Nella resistenza della banca, il Tribunale di Treviso rigettava la domanda per insussistenza dei fatti costitutivi dell’inadempimeito.

D.R.F. proponeva gravame che la Corte d’Appello di Venezia accoglieva parzialmente, con sentenza n. 2503/14 pubblicata il giorno 10.11.2014, dichiarando la risoluzione del contratto di acquisto dei titoli, in quanto l’istituto di credito non aveva fornito prova di aver tenuto una condotta diligente e corretta, fornendo al risparmiatore le informazioni necessarie per valutare l’investimento proposto.
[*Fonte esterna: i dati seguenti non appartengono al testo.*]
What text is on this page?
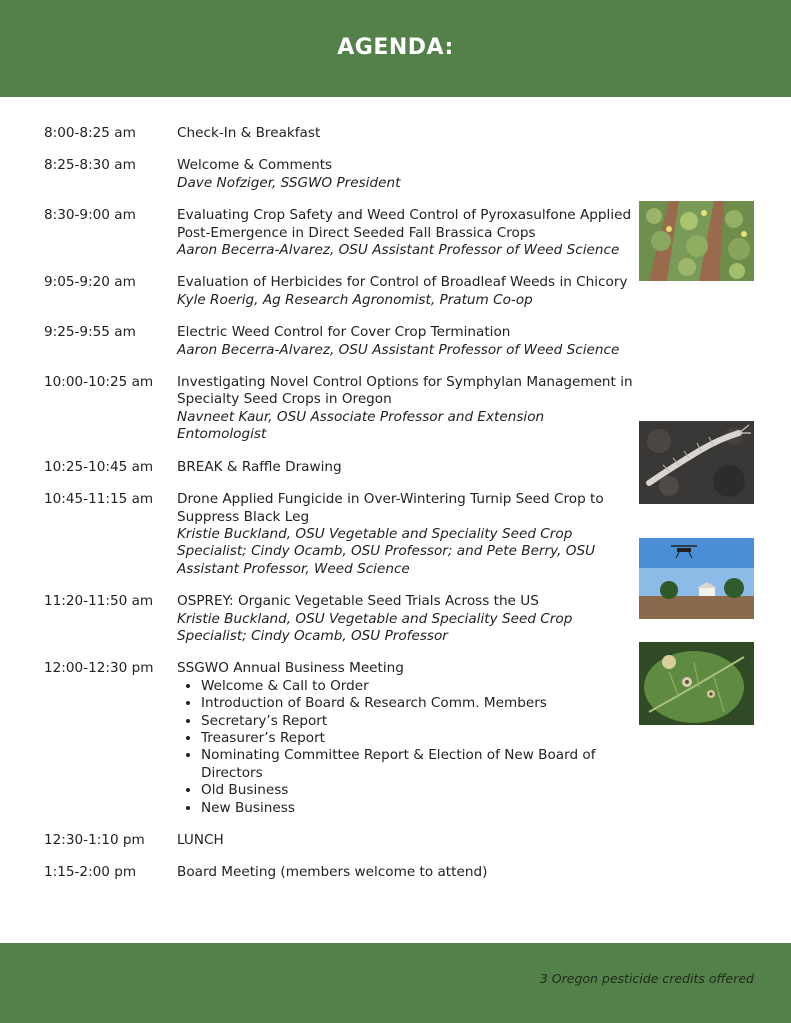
AGENDA:
8:00-8:25 am	Check-In & Breakfast
8:25-8:30 am	Welcome & Comments
Dave Nofziger, SSGWO President
8:30-9:00 am	Evaluating Crop Safety and Weed Control of Pyroxasulfone Applied Post-Emergence in Direct Seeded Fall Brassica Crops
Aaron Becerra-Alvarez, OSU Assistant Professor of Weed Science
9:05-9:20 am	Evaluation of Herbicides for Control of Broadleaf Weeds in Chicory
Kyle Roerig, Ag Research Agronomist, Pratum Co-op
9:25-9:55 am	Electric Weed Control for Cover Crop Termination
Aaron Becerra-Alvarez, OSU Assistant Professor of Weed Science
10:00-10:25 am	Investigating Novel Control Options for Symphylan Management in Specialty Seed Crops in Oregon
Navneet Kaur, OSU Associate Professor and Extension Entomologist
10:25-10:45 am	BREAK & Raffle Drawing
10:45-11:15 am	Drone Applied Fungicide in Over-Wintering Turnip Seed Crop to Suppress Black Leg
Kristie Buckland, OSU Vegetable and Speciality Seed Crop Specialist; Cindy Ocamb, OSU Professor; and Pete Berry, OSU Assistant Professor, Weed Science
11:20-11:50 am	OSPREY: Organic Vegetable Seed Trials Across the US
Kristie Buckland, OSU Vegetable and Speciality Seed Crop Specialist; Cindy Ocamb, OSU Professor
12:00-12:30 pm	SSGWO Annual Business Meeting
• Welcome & Call to Order
• Introduction of Board & Research Comm. Members
• Secretary’s Report
• Treasurer’s Report
• Nominating Committee Report & Election of New Board of Directors
• Old Business
• New Business
12:30-1:10 pm	LUNCH
1:15-2:00 pm	Board Meeting (members welcome to attend)
3 Oregon pesticide credits offered
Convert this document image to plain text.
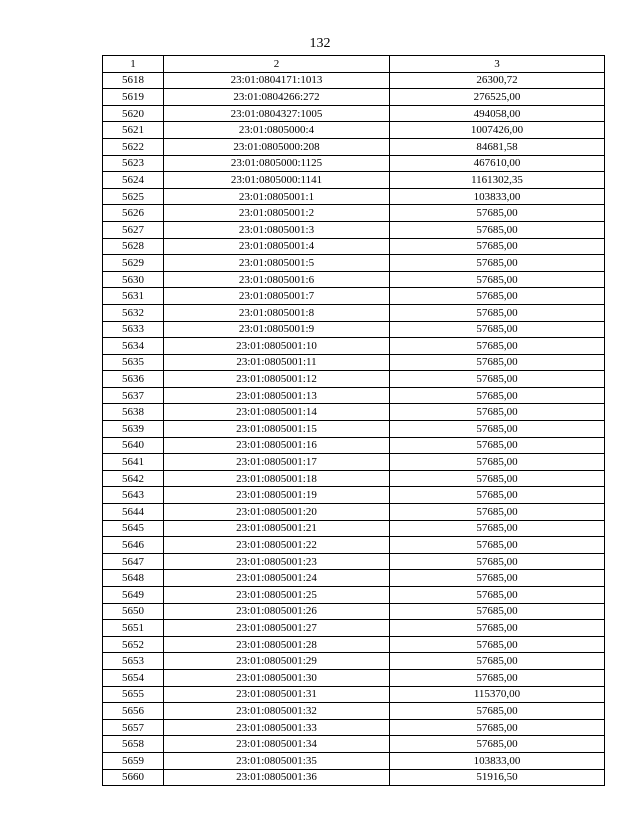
132
1	2	3
5618	23:01:0804171:1013	26300,72
5619	23:01:0804266:272	276525,00
5620	23:01:0804327:1005	494058,00
5621	23:01:0805000:4	1007426,00
5622	23:01:0805000:208	84681,58
5623	23:01:0805000:1125	467610,00
5624	23:01:0805000:1141	1161302,35
5625	23:01:0805001:1	103833,00
5626	23:01:0805001:2	57685,00
5627	23:01:0805001:3	57685,00
5628	23:01:0805001:4	57685,00
5629	23:01:0805001:5	57685,00
5630	23:01:0805001:6	57685,00
5631	23:01:0805001:7	57685,00
5632	23:01:0805001:8	57685,00
5633	23:01:0805001:9	57685,00
5634	23:01:0805001:10	57685,00
5635	23:01:0805001:11	57685,00
5636	23:01:0805001:12	57685,00
5637	23:01:0805001:13	57685,00
5638	23:01:0805001:14	57685,00
5639	23:01:0805001:15	57685,00
5640	23:01:0805001:16	57685,00
5641	23:01:0805001:17	57685,00
5642	23:01:0805001:18	57685,00
5643	23:01:0805001:19	57685,00
5644	23:01:0805001:20	57685,00
5645	23:01:0805001:21	57685,00
5646	23:01:0805001:22	57685,00
5647	23:01:0805001:23	57685,00
5648	23:01:0805001:24	57685,00
5649	23:01:0805001:25	57685,00
5650	23:01:0805001:26	57685,00
5651	23:01:0805001:27	57685,00
5652	23:01:0805001:28	57685,00
5653	23:01:0805001:29	57685,00
5654	23:01:0805001:30	57685,00
5655	23:01:0805001:31	115370,00
5656	23:01:0805001:32	57685,00
5657	23:01:0805001:33	57685,00
5658	23:01:0805001:34	57685,00
5659	23:01:0805001:35	103833,00
5660	23:01:0805001:36	51916,50
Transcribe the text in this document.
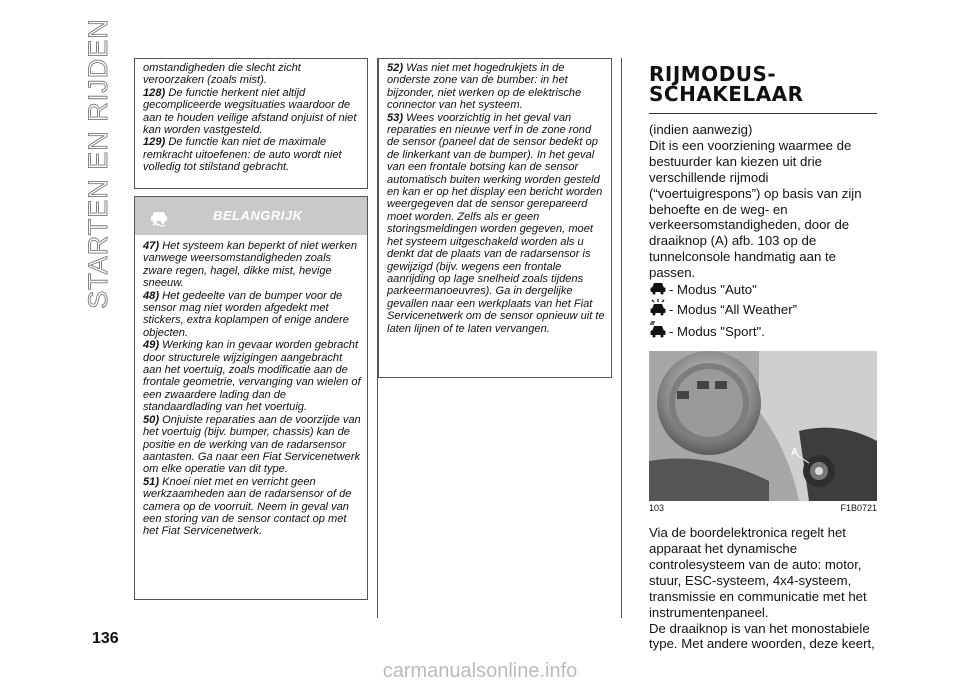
STARTEN EN RIJDEN	omstandigheden die slecht zicht veroorzaken (zoals mist).

128) De functie herkent niet altijd gecompliceerde wegsituaties waardoor de aan te houden veilige afstand onjuist of niet kan worden vastgesteld.

129) De functie kan niet de maximale remkracht uitoefenen: de auto wordt niet volledig tot stilstand gebracht.

BELANGRIJK

47) Het systeem kan beperkt of niet werken vanwege weersomstandigheden zoals zware regen, hagel, dikke mist, hevige sneeuw.

48) Het gedeelte van de bumper voor de sensor mag niet worden afgedekt met stickers, extra koplampen of enige andere objecten.

49) Werking kan in gevaar worden gebracht door structurele wijzigingen aangebracht aan het voertuig, zoals modificatie aan de frontale geometrie, vervanging van wielen of een zwaardere lading dan de standaardlading van het voertuig.

50) Onjuiste reparaties aan de voorzijde van het voertuig (bijv. bumper, chassis) kan de positie en de werking van de radarsensor aantasten. Ga naar een Fiat Servicenetwerk om elke operatie van dit type.

51) Knoei niet met en verricht geen werkzaamheden aan de radarsensor of de camera op de voorruit. Neem in geval van een storing van de sensor contact op met het Fiat Servicenetwerk.

52) Was niet met hogedrukjets in de onderste zone van de bumber: in het bijzonder, niet werken op de elektrische connector van het systeem.

53) Wees voorzichtig in het geval van reparaties en nieuwe verf in de zone rond de sensor (paneel dat de sensor bedekt op de linkerkant van de bumper). In het geval van een frontale botsing kan de sensor automatisch buiten werking worden gesteld en kan er op het display een bericht worden weergegeven dat de sensor gerepareerd moet worden. Zelfs als er geen storingsmeldingen worden gegeven, moet het systeem uitgeschakeld worden als u denkt dat de plaats van de radarsensor is gewijzigd (bijv. wegens een frontale aanrijding op lage snelheid zoals tijdens parkeermanoeuvres). Ga in dergelijke gevallen naar een werkplaats van het Fiat Servicenetwerk om de sensor opnieuw uit te laten lijnen of te laten vervangen.

RIJMODUS-
SCHAKELAAR

(indien aanwezig)
Dit is een voorziening waarmee de bestuurder kan kiezen uit drie verschillende rijmodi (“voertuigrespons”) op basis van zijn behoefte en de weg- en verkeersomstandigheden, door de draaiknop (A) afb. 103 op de tunnelconsole handmatig aan te passen.

- Modus "Auto"
- Modus “All Weather”
- Modus "Sport".
A
103	F1B0721

Via de boordelektronica regelt het apparaat het dynamische controlesysteem van de auto: motor, stuur, ESC-systeem, 4x4-systeem, transmissie en communicatie met het instrumentenpaneel.
De draaiknop is van het monostabiele type. Met andere woorden, deze keert,

136
carmanualsonline.info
La Banca Popolare di Vicenza ricorre per cassazione contro la predetta sentenza della Corte d’Appello di Venezia affidando l’impugnazione a quattro motivi, illustrati da memoria. Resiste D.R.F. con controricorso, anch’esso illustrato da memoria.

Diritto

RAGIONI DELLA DECISIONE

Con il primo e secondo motivo, che possono essere esaminati congiuntamente, perchè connessi, la banca ricorrente denuncia, da una parte, il vizio di omesso esame di un fatto decisivo del giudizio, in relazione all’art. 360 c.p.c., comma 1, n. 5, relativo alla mancata esclusione della responsabilità della banca per aver ritenuto non corretto l’adempimento agli obblighi informativi (di cui all’art. 21 TUF e art. 28, comma 2 e art. 29 reg. Consob), e ciò, in contrasto ai mezzi istruttori prodotti dall’istituto di credito in primo grado, quali la preventiva consegna del documento sui rischi generali degli investimenti in strumenti finanziari, la segnalazione scritta dell’inadeguatezza dell’operazione richiesta e la prova per testi volta a dimostrare di aver rappresentato al risparmiatore la natura e i rischi sottesi all’investimento oggetto di controversia; dall’altra, la stessa banca ricorrente prospetta il vizio di omessa pronuncia, in relazione all’art. 360 c.p.c., comma 1, n. 4, in ordine all’asserito inadempimento degli obblighi informativi (di cui all’art. 21 TUF e art. 26 reg. Consob).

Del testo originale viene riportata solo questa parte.